Projektträger: Institut für Klassische Archäologie

Projektleitung: ao.Univ.-Prof. Mag. Dr. Fritz Blakolmer

Abb. 1: Leon N. Bakst, Bühnenbildentwurf für Phaidra (nach A. Farnoux, Archaiologia & Technes, 86, März 2003, 39 Abb. 9).

Die ab 1870 von Heinrich Schliemann und seit 1900 von Arthur Evans und anderen freigelegten Denkmäler der bronzezeitlichen Ägäis fielen in die intellektuell bewegten sowie künstlerisch innovativen Jahrzehnte des europäischen "Fin de Siècle", als der Neoprimitivismus und eine revoltierende Befreiungsbewegung der Kunst in Form, Stil und Inhalt zur Blüte gelangten.

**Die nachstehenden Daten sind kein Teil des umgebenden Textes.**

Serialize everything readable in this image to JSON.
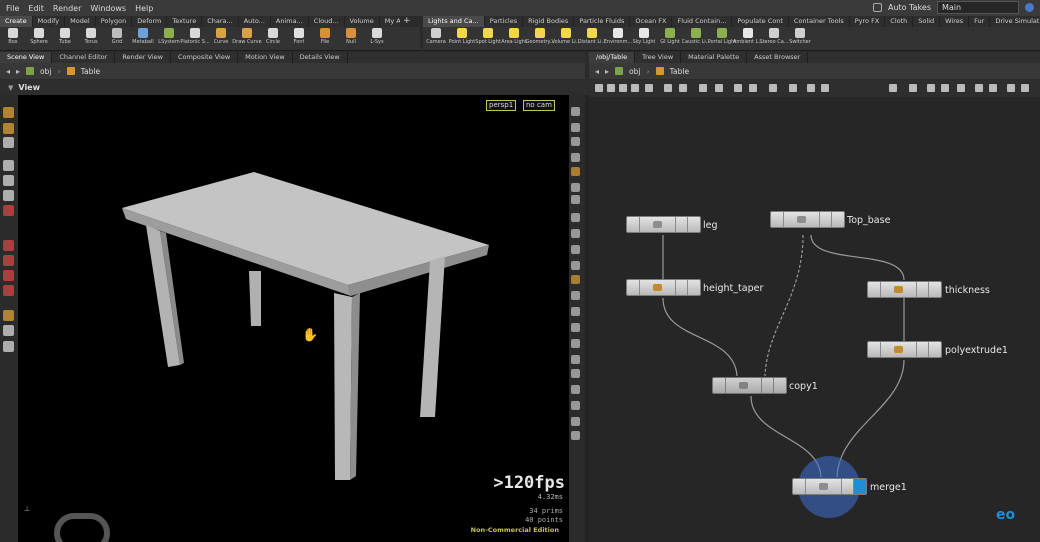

Dieses zeitliche Zusammentreffen der Entdeckung einer manieristisch anmutenden, von Blumenlandschaften und Spiralornamentik geprägten Kunst des frühägäischen "Homo ludens" mit einem auf ähnlichen Vorlieben beruhenden künstlerischen Ausdruck der europäischen Avantgarde ließ in der Forschung bereits des öfteren einen kausalen Zusammenhang vermuten. Einerseits könnten zahlreiche Bildwerke und Raumgestaltungen des Jugendstils durch Denkmäler der minoisch-mykenischen Welt beeinflußt worden sein, andererseits hätten Rekonstruktionsvorstellungen kretisch-minoischer Architektur sowie Wandmalereien und nicht zuletzt auch Fälschungen durch zeitgenössische künstlerische Tendenzen des "Modern Style" eine gewisse Prägung erfahren können.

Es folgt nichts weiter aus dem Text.